This is not a ‘solve my problem’ post. Actually I have a problem, and I’d like some tips on how to debug it. I have the following setup:
- a FreePBX 13 setup on CentOS 6.9 running on a VPS. Running ‘extended’ modules like the responsive firewall
- A site where the phones are, which has a Huawei B525 4G modem/router. The reason behind this is that the site has no cable or fibreglass internet available and ADSL speed is really poor. The downside here is that the 4G provider has their own NAT ‘in the air’ and there is no static IP address. I ‘solved’ this by applying a dynamic DNS that updates frequently. The DDNS hostname is in the responsive firewall '‘trusted’ zone.
- 3 Yealink T41P phones, all firmware up to date and a Yealink W52P DECT station with one handset, also up to date. All connected through chan_sip.
- The inbound route routes all incoming calls into a timegroup. During business hours and days it routes to a queue that rings all phones. Else it just routes to a message that ends in voicemail.
For the first 8 months or so, this setup worked without a single hickup. Recently, we’ve run into some problems. The phones would not ring on inbound calls. Sometimes just a couple, lately it’s been all or nothing. I’ve dived into the full log and saw that quite frequently some, or all phones would not qualify and therefor would become ‘UNREACHABLE’. I then started to experiment with the qualify intervals and wait times. I modified the intervals and times for some extensions and not for others to see if the ‘fallouts’ would not affect the extensions I modified. This seemed to work at first, but soon that stopped working as well.
I setup the server to send me a tail of the full log grepping the word ‘UNREACHABLE’ so I have a more clear view of what is happening now, I see that the phones all become unreachable at approximately the same time every day. This report does not include the extensions for which I switched off the qualify of course, but in practice they don’t respond as well. Rebooting the Huawei 4G router usually solves it.
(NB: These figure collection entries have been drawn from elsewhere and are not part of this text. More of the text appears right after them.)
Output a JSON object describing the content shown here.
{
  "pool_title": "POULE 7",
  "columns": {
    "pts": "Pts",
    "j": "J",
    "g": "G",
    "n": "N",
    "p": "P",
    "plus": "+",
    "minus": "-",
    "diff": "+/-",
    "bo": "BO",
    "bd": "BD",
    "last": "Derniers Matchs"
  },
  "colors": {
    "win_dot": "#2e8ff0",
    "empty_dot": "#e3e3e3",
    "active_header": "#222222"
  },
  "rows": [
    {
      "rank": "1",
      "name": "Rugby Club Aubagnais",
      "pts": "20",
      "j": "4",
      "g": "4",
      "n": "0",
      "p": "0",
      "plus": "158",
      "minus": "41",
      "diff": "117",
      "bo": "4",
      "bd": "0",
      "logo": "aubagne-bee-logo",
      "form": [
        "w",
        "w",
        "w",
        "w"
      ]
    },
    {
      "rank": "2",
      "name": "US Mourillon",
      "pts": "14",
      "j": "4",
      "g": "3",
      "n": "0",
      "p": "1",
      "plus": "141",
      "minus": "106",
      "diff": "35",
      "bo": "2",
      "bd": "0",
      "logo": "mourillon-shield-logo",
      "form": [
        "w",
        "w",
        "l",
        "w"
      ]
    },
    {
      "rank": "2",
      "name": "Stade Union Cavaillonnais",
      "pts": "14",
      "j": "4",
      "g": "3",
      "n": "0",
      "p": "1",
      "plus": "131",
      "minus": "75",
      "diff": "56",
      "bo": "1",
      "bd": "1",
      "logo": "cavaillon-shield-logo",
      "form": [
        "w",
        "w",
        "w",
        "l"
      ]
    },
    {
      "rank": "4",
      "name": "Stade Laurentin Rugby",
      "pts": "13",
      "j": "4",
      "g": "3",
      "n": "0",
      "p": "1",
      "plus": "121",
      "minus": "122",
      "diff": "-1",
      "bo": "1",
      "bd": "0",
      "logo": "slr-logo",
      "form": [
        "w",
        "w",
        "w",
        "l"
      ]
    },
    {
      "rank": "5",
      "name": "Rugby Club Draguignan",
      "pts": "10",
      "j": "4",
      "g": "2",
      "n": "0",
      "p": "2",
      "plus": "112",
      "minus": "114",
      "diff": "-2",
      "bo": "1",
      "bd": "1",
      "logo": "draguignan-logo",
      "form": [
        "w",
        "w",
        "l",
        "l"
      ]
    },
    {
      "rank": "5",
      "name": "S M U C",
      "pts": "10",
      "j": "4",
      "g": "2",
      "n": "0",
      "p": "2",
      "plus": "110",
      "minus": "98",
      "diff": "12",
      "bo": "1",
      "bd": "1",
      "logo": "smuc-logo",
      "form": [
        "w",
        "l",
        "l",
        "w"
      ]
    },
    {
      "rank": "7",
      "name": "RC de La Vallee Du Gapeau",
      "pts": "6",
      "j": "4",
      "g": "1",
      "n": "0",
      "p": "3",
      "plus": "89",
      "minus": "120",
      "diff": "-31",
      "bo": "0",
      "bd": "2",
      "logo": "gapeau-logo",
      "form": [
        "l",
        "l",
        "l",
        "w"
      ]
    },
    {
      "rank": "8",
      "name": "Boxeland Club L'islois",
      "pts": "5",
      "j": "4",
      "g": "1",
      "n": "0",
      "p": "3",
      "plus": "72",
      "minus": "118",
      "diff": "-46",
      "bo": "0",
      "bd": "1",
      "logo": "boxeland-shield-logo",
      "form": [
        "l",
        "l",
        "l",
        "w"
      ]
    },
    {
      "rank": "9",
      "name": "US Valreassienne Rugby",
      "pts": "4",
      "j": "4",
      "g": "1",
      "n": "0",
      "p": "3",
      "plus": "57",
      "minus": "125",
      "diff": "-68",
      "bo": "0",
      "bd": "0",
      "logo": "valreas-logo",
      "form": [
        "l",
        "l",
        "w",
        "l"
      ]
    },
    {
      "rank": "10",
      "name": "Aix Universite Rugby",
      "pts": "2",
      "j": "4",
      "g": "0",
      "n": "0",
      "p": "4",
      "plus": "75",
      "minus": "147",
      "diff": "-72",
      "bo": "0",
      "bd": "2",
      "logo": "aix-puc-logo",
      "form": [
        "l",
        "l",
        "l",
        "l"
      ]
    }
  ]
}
I asked the VPS provider to monitor the internet speed of the VPS around the time the phones usually stop responding, they found no weird things. So now I’m kind of stuck. I suspect the 4G internet connection or the Huawei router to be the culprit, or maybe the DDNS system. My main question is, what would be the best approach to REALLY see in-detail what’s going on? Are there any logs I can turn on, or monitoring tools you would recommend? Are there any messages in the full log you recommend I should keep an eye out for? Any tips would be greatly appreciated, thanks in advance.